Acknowledging that “both parties’ arguments raise important policy considerations and concerns,” Judge White ruled that the case was controlled by the U.S. Supreme Court’s decision in Branzburg v. Hayes, which he interpreted to hold that the First Amendment does not relieve reporters from testifying. In Branzburg, a 5-4 decision, the Court in 1972 ordered that three reporters were required to testify to grand juries about their observations of alleged crimes. While the majority and concurring opinions in Branzburg left room for reporters to challenge subpoenas issued for improper reasons, in this case, Judge White held that the reporters failed to show any abuse of the grand jury process.

Judge White also rejected the reporters’ arguments that he should recognize a common-law reporter’s privilege under Federal Rule of Evidence 501. While acknowledging that a “large number of states” have now adopted a privilege under state law, he declined to follow that trend on the ground that “federal courts generally have been reluctant to follow the lead of the states, in the context of grand jury proceedings.” Judge White further held that even were there a common-law reporter’s privilege, it would be overcome by the facts of this case. He expressly refused to apply the balancing test recently articulated by Judge David Tatel of the U.S. Court of Appeals for the D.C. Circuit in In re Grand Jury Subpoena, Judith Miller, in which a New York Times reporter went to jail for 85 days to protect a news source. Under Judge Tatel’s test, before enforcing a subpoena to reporters, the common law requires a court to balance “the public interest in compelling disclosure, measured by the harm the leak caused, against the public interest in newsgathering, measured by the leaked information’s value.” Judge White in the San Francisco case wrote that “Branzburg [counseled] against” Judge Tatel’s approach because it would require courts to make value judgments that “a legislature had declined to make” and therefore would require judges to make law.

In ordering the reporters’ testimony, Judge White applied the three-part balancing test set forth in the Ninth Circuit’s precedent, and he held that: (i) the government had exhausted all reasonable alternatives to discovering the source of the leak; (ii) the reporters’ information was the “only first hand evidence” of the leaker’s identity, and thus noncumulative; and (iii) the sought-after information was clearly relevant to an important issue in the case, as ascertaining the leak’s identity was the very purpose for empanelling the second grand jury. As a result, Judge White ordered the two reporters to testify and provide responsive documents.

Judge White turned aside the reporters’ final argument that the subpoena would be unreasonable or oppressive in violation of Federal Rule of Criminal Procedure 17. The reporters argued that public interest in maintaining the flow of information outweighed any interests the grand jury might have, even in the absence of a First Amendment or common-law privilege.

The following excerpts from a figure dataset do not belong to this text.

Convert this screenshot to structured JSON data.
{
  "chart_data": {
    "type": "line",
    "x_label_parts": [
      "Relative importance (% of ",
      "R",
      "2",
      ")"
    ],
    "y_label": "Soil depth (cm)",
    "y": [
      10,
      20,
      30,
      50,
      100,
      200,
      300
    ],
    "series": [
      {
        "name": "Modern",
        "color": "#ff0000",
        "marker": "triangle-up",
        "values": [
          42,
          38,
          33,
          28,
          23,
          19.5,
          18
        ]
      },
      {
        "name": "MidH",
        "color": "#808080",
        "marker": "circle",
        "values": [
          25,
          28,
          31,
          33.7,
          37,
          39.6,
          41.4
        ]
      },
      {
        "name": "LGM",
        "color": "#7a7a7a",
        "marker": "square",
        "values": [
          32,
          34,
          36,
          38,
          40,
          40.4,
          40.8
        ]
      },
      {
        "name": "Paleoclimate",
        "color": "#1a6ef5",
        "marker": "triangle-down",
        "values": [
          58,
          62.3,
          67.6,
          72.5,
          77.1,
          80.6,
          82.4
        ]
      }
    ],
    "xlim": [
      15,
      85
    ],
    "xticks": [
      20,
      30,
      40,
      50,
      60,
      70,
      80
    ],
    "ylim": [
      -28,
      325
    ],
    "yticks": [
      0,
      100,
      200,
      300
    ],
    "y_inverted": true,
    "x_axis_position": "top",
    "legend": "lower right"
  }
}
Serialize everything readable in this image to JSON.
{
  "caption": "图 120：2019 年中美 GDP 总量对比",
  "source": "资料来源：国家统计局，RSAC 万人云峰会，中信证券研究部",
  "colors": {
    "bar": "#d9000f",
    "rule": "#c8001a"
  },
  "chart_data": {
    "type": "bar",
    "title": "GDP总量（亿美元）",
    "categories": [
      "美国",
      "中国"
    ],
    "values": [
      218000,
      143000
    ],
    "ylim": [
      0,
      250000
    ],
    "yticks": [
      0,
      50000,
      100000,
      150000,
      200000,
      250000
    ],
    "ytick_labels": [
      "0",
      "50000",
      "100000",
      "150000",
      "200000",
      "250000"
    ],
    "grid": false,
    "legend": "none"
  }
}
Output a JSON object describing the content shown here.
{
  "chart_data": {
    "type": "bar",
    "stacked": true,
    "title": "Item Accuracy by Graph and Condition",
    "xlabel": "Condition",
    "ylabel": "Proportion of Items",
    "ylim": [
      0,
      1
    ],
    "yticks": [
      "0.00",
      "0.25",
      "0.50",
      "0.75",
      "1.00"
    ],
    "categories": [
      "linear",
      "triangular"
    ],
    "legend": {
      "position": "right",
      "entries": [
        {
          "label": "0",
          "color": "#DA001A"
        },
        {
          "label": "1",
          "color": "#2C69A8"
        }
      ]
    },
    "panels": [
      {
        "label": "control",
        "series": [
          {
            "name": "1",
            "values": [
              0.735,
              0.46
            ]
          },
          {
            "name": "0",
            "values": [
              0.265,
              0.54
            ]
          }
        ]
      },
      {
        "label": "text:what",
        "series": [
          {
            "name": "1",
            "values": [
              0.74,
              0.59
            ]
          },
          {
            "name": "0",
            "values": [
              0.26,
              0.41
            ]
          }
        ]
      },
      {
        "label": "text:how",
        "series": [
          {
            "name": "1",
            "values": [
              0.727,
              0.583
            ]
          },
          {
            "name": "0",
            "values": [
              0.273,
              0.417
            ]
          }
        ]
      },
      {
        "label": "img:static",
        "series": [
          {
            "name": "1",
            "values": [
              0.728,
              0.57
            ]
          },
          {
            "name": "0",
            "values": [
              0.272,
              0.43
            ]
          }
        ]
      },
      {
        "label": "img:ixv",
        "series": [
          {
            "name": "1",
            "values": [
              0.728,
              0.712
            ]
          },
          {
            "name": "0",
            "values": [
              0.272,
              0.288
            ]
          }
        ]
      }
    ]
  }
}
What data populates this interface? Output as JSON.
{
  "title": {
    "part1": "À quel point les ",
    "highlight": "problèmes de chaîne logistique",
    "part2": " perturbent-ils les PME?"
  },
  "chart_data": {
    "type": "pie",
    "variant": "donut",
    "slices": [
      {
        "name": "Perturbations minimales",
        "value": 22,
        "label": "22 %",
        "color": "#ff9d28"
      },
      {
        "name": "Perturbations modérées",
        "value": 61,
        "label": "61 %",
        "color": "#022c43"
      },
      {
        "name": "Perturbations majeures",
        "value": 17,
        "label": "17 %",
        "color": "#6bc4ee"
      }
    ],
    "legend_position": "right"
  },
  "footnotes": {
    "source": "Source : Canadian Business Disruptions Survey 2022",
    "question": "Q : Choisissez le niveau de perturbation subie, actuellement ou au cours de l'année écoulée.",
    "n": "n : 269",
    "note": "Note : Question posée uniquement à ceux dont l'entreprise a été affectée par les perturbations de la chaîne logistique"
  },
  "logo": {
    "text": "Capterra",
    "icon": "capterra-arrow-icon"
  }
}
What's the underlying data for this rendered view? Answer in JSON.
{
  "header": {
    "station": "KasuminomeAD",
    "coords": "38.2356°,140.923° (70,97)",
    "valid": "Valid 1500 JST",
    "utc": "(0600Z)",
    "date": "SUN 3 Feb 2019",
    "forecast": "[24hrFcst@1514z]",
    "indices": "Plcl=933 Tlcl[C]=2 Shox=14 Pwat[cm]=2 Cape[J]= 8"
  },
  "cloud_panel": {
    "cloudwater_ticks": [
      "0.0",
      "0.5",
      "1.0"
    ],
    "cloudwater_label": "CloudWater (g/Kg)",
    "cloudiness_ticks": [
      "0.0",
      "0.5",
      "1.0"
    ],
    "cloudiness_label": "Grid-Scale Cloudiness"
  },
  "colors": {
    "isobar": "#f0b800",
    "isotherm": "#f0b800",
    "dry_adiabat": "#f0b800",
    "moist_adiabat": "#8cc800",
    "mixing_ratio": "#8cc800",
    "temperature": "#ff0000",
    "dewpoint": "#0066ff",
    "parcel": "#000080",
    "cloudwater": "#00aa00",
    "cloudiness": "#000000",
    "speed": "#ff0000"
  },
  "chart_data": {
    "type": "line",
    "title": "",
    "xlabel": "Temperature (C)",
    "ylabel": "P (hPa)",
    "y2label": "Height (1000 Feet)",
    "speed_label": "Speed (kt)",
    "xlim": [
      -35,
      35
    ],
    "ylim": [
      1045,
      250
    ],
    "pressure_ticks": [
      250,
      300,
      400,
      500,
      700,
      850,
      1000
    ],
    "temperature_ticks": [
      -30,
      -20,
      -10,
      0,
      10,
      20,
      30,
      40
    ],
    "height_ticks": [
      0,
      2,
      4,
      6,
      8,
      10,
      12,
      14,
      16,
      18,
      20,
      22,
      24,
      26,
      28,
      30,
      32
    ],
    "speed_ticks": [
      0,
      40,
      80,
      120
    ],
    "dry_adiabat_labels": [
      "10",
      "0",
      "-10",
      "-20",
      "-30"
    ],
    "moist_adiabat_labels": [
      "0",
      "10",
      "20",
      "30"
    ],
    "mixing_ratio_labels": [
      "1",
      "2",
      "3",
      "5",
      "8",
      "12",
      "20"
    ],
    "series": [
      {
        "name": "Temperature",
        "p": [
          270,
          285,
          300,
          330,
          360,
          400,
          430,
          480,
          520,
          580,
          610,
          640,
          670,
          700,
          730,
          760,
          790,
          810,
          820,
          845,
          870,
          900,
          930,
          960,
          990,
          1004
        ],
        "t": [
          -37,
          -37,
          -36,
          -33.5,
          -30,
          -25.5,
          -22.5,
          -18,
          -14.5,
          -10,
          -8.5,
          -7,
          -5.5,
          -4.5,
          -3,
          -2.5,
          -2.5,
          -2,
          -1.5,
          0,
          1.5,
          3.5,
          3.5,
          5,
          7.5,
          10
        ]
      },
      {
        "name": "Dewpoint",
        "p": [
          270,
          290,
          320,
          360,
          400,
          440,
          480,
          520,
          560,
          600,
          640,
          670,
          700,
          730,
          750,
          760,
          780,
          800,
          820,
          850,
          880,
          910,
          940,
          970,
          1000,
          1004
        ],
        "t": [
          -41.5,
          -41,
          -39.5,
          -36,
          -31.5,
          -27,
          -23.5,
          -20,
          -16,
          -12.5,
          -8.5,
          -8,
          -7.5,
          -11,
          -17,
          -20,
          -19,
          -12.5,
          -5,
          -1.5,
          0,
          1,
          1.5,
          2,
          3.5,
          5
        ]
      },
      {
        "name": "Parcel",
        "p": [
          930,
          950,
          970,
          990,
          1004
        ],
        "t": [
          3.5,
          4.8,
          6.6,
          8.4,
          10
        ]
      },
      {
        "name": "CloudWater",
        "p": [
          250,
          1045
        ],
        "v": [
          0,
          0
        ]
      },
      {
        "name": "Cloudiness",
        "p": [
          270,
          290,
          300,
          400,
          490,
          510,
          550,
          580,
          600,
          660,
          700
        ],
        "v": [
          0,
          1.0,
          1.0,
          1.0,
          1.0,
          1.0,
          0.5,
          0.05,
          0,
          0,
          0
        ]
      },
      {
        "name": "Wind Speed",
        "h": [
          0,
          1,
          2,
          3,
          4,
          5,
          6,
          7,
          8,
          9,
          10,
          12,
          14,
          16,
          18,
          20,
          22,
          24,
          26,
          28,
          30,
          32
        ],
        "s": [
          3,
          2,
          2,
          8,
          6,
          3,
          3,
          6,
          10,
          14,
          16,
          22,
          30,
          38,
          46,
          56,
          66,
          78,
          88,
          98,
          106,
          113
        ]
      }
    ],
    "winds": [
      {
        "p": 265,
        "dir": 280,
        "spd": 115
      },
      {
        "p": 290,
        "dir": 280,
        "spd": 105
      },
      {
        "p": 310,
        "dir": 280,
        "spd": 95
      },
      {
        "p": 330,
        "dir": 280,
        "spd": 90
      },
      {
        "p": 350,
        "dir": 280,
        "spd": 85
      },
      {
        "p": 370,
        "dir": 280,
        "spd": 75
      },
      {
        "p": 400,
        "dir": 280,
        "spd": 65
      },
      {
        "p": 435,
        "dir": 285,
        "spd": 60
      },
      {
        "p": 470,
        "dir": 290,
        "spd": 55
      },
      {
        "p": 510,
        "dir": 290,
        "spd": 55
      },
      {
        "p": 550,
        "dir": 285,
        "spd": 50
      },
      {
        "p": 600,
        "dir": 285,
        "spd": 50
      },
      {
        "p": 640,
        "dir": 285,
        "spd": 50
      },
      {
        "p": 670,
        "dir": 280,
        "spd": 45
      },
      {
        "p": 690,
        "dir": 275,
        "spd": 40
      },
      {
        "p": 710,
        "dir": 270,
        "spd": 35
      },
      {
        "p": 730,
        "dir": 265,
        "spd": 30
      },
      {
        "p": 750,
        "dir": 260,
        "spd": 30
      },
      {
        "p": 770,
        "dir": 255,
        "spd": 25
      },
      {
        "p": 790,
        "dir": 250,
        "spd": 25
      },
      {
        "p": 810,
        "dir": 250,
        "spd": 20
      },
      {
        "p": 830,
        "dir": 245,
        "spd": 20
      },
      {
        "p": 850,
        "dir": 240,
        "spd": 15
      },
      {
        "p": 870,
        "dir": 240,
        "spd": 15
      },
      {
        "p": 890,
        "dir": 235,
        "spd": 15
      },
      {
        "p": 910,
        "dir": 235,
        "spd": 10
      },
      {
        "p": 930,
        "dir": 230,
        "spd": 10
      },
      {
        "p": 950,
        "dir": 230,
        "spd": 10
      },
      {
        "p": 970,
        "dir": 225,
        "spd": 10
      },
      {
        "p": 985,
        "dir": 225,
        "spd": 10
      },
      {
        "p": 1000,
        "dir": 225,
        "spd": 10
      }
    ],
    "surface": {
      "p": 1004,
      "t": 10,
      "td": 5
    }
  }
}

The reporters also argued that disclosure of their source(s) was oppressive because it would force them to go back on their “promises to whistle-blowers,” thereby jeopardizing their professional standing and livelihood. Judge White rejected those claims, holding that the reporters offered only “generalized assertions,” and failed to identify a “specific and particular relationship [that] will be destroyed” by their compelled testimony.